После пещерной тьмы по глазам больно ударил дневной свет. Вокруг замелькали ветки, пожухлые травы и опавшие листья. Впереди мучительная смерть. Да будет так. Он смиренно и мужественно снесёт последние испытания подобно тому, как Спаситель сносил тяготы пути на Голгофу, а затем и казнь распятием. Главное, до предсмертного вздоха не терять духовную связь и молиться.

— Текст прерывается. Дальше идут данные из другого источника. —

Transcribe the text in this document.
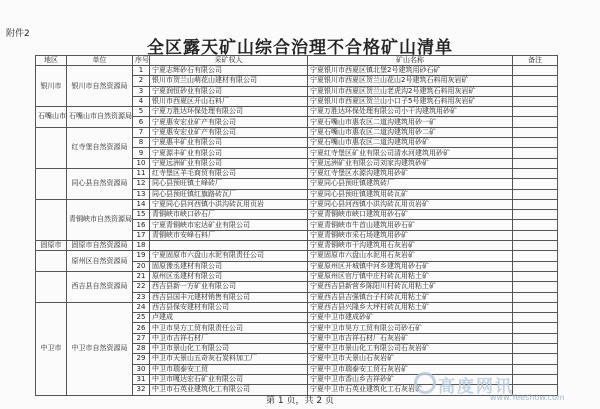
附件2
全区露天矿山综合治理不合格矿山清单
地区	单位	序号	采矿权人	矿山名称	备注
银川市	银川市自然资源局	1	宁夏志辉砂石有限公司	宁夏银川市西夏区镇北堡2号建筑用砂石矿	
		2	银川市贺兰山萌花山建材有限公司	宁夏银川市西夏区贺兰山花山2号建筑石料用灰岩矿	
		3	宁夏润恒砂业有限公司	宁夏银川市西夏区贺兰山老虎沟2号建筑石料用灰岩矿	
		4	银川市西夏区开山石料厂	宁夏银川市西夏区贺兰山小口子5号建筑石料用灰岩矿	
石嘴山市	石嘴山市自然资源局	5	宁夏万胜达环保处理有限公司	宁夏万胜达环保处理有限公司小干沟建筑用砂矿	
		6	宁夏惠安宏业矿产有限公司	宁夏石嘴山市惠农区二道沟建筑用砂一矿	
	红寺堡自然资源局	7	宁夏惠安宏业矿产有限公司	宁夏石嘴山市惠农区二道沟建筑用砂二矿	
		8	宁夏惠丰矿业有限公司	宁夏石嘴山市惠农区二道沟建筑用砂矿	
		9	宁夏源丰矿业有限公司	宁夏红寺堡区矿业有限公司清水河建筑用砂矿	
		10	宁夏远洲矿业有限公司	宁夏远洲矿业有限公司刘家沟建筑砂矿	
	同心县自然资源局	11	红寺堡区羊毛商贸有限公司	宁夏红寺堡区水源沟建筑用砂矿	
		12	同心县预旺镇土峰砖厂	宁夏同心县预旺镇建筑砖厂	
		13	同心县预旺镇红旗路砖瓦厂	宁夏同心县预旺镇建筑用砖瓦矿	
	青铜峡市自然资源局	14	宁夏同心县河西镇小洪沟砖瓦用页岩	宁夏同心县河西镇小洪沟砖瓦用页岩矿	
		15	青铜峡市峡口砂石厂	宁夏青铜峡市峡口建筑用砂石矿	
		16	宁夏青铜峡市宏达矿业有限公司	宁夏青铜峡市牛首山建筑用砂石矿	
		17	青铜峡市安峰石料厂	宁夏青铜峡市采石场建筑用砂矿	
固原市	固原市自然资源局	18		宁夏青铜峡市干沟建筑用石灰岩矿	
	原州区自然资源局	19	宁夏固原市六盘山水泥有限责任公司	宁夏固原市六盘山水泥用石灰岩矿	
		20	固原豫丞建材有限公司	宁夏原州区开城镇中河乡建筑用砂石矿	
	西吉县自然资源局	21	原州区丞建材有限公司	宁夏原州区官厅镇中庄村砖瓦用粘土矿	
		22	西吉县新一方矿业有限公司	宁夏西吉县新营乡陈阳川村砖瓦用粘土矿	
		23	西吉县国丰元建材销售有限公司	宁夏西吉县吉强镇台子村砖瓦用粘土矿	
中卫市	中卫市自然资源局	24	西吉县保安建材有限公司	宁夏西吉县兴隆乡大坪村砖瓦用粘土矿	
		25	卢建成	宁夏中卫市建成砂矿	
		26	中卫市昊方工贸有限责任公司	宁夏中卫市昊方工贸有限公司砂石矿	
		27	中卫市吉祥石材厂	宁夏中卫市吉祥石材厂石灰岩矿	
		28	中卫市景山化工有限公司	宁夏中卫市景山化工有限公司石灰岩矿	
		29	中卫市天景山五奇灰石炭料加工厂	宁夏中卫市天景山石灰岩矿	
		30	中卫市瑞泰安工贸	宁夏中卫市瑞泰安工贸石灰岩矿	
		31	中卫市嘎达宏石矿业有限公司	宁夏中卫市香山乡吉祥砂矿	
		32	中卫市石英业建筑化工有限公司	宁夏中卫市石英业建筑化工石灰岩矿	
第 1 页，共 2 页
高度网讯
www.Yeeshow.com
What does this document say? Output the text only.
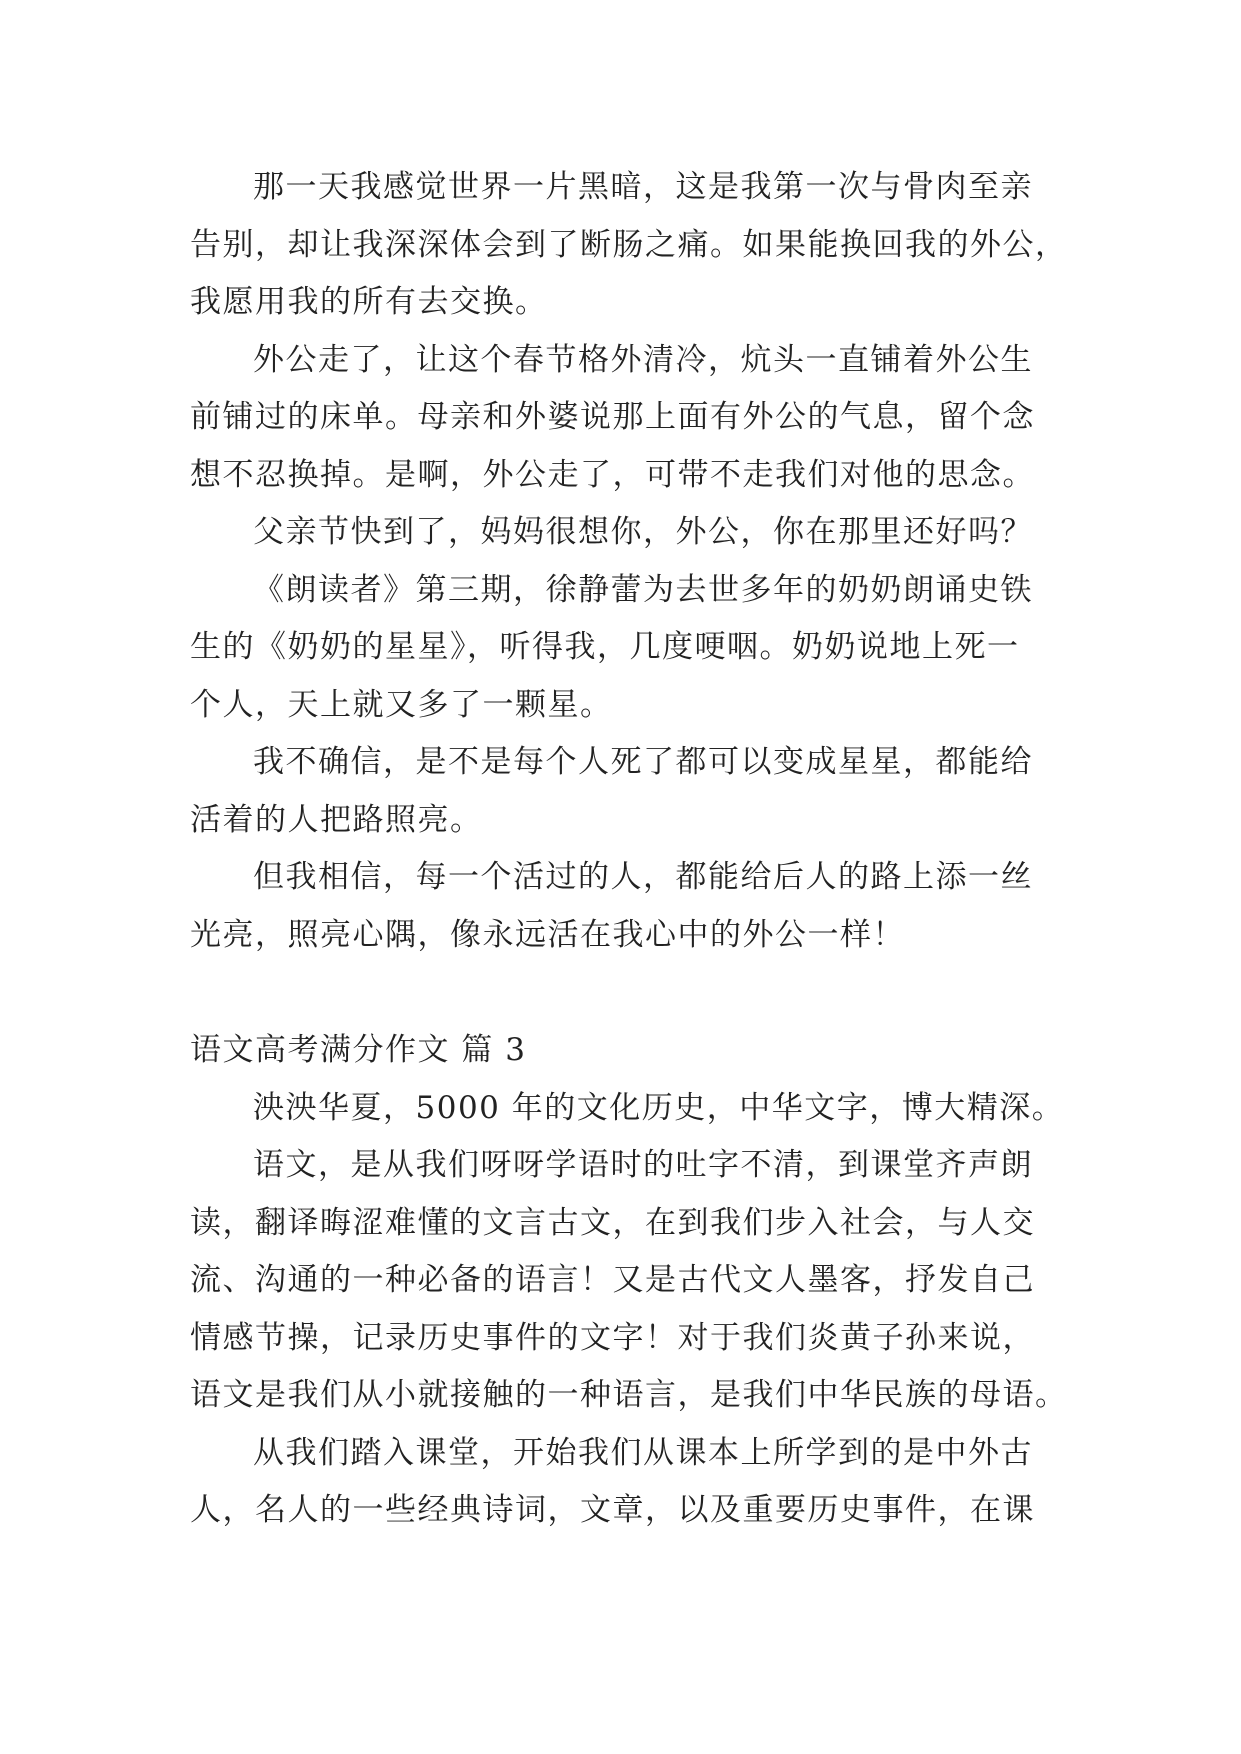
那一天我感觉世界一片黑暗，这是我第一次与骨肉至亲
告别，却让我深深体会到了断肠之痛。如果能换回我的外公，
我愿用我的所有去交换。
外公走了，让这个春节格外清冷，炕头一直铺着外公生
前铺过的床单。母亲和外婆说那上面有外公的气息，留个念
想不忍换掉。是啊，外公走了，可带不走我们对他的思念。
父亲节快到了，妈妈很想你，外公，你在那里还好吗？
《朗读者》第三期，徐静蕾为去世多年的奶奶朗诵史铁
生的《奶奶的星星》，听得我，几度哽咽。奶奶说地上死一
个人，天上就又多了一颗星。
我不确信，是不是每个人死了都可以变成星星，都能给
活着的人把路照亮。
但我相信，每一个活过的人，都能给后人的路上添一丝
光亮，照亮心隅，像永远活在我心中的外公一样！
语文高考满分作文 篇 3
泱泱华夏，5000 年的文化历史，中华文字，博大精深。
语文，是从我们呀呀学语时的吐字不清，到课堂齐声朗
读，翻译晦涩难懂的文言古文，在到我们步入社会，与人交
流、沟通的一种必备的语言！又是古代文人墨客，抒发自己
情感节操，记录历史事件的文字！对于我们炎黄子孙来说，
语文是我们从小就接触的一种语言，是我们中华民族的母语。
从我们踏入课堂，开始我们从课本上所学到的是中外古
人，名人的一些经典诗词，文章，以及重要历史事件，在课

«Голгофой» оказался храм в Залесном. На его улицах больше не расхаживал народ, занимаясь повседневными делами; на торгу не слышно зазываний или споров купцов; не звенит церковный колокол, возвещая о службе. Последняя видимость жизни исчезла с улиц, жители поселения будто в спешке оставили город, побросав всё хозяйство, как если бы пришла чума или война. Но даже при них не бывает такого запустенья: вороны деловито хозяйничают во дворах, снуют брошенные животные; встречаются одиночки, которые не пожелали или не смогли уйти из дому. Нет, в Залесном не так — всё живое словно мигом испарилось.

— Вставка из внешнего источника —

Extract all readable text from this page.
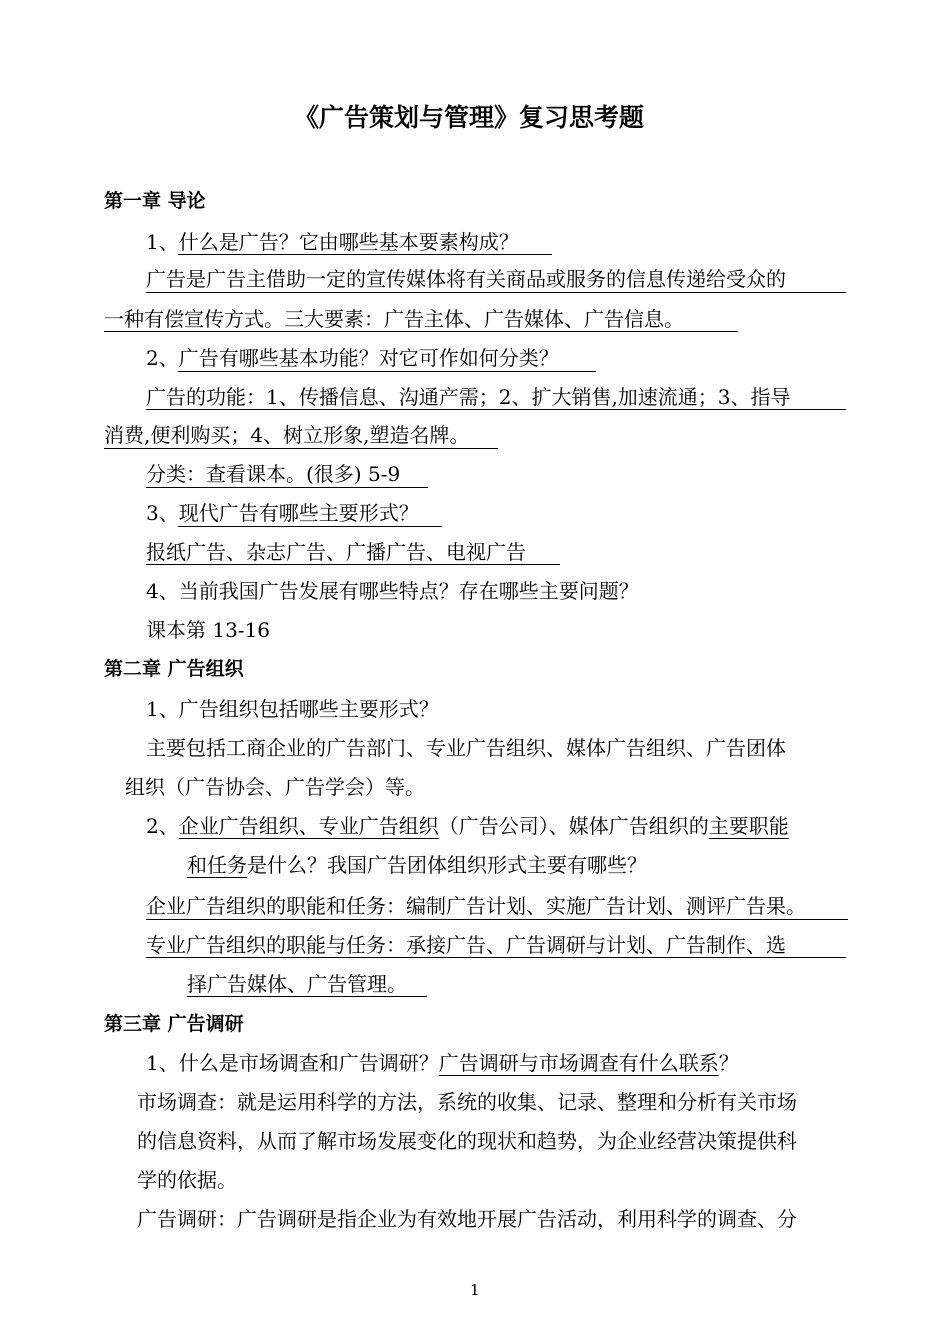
《广告策划与管理》复习思考题
第一章 导论
1、什么是广告？它由哪些基本要素构成？
广告是广告主借助一定的宣传媒体将有关商品或服务的信息传递给受众的
一种有偿宣传方式。三大要素：广告主体、广告媒体、广告信息。
2、广告有哪些基本功能？对它可作如何分类？
广告的功能：1、传播信息、沟通产需；2、扩大销售,加速流通；3、指导
消费,便利购买；4、树立形象,塑造名牌。
分类：查看课本。(很多) 5-9
3、现代广告有哪些主要形式？
报纸广告、杂志广告、广播广告、电视广告
4、当前我国广告发展有哪些特点？存在哪些主要问题？
课本第 13-16
第二章 广告组织
1、广告组织包括哪些主要形式？
主要包括工商企业的广告部门、专业广告组织、媒体广告组织、广告团体
组织（广告协会、广告学会）等。
2、企业广告组织、专业广告组织（广告公司）、媒体广告组织的主要职能
和任务是什么？我国广告团体组织形式主要有哪些？
企业广告组织的职能和任务：编制广告计划、实施广告计划、测评广告果。
专业广告组织的职能与任务：承接广告、广告调研与计划、广告制作、选
择广告媒体、广告管理。
第三章 广告调研
1、什么是市场调查和广告调研？广告调研与市场调查有什么联系？
市场调查：就是运用科学的方法，系统的收集、记录、整理和分析有关市场
的信息资料，从而了解市场发展变化的现状和趋势，为企业经营决策提供科
学的依据。
广告调研：广告调研是指企业为有效地开展广告活动，利用科学的调查、分
1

Молящегося приволокли внутрь храма, с грохотом захлопнулись входные двери. Проходила служба, только не та, которая известна во всех церквях страны: не по православному обряду. И не по католическому, не похоже даже на что-либо из многообразия новомодного протестантства. Сегодняшнее богослужение совершалось впервые за многие века и вообще не имело отношения к христианству.
Облачённые в чёрные мантии люди хором и певуче читали что-то на незнакомом языке, то понижая голос до шёпота, то возвышая его до крика. Молящийся не видел их лиц — спрятаны за низко надвинутыми капюшонами. По бокам от алтаря, в котором сокрыты мощи, стояли боярин Михаил Андреевич, отец Лука и ещё один служитель. У последнего на поясе висели ножны с кинжалом. Как и во время обычной литургии, в зале горели свечи, кружил голову аромат благовоний, а с икон на чуждый сему месту обряд молчаливо и беспристрастно взирали ангелы.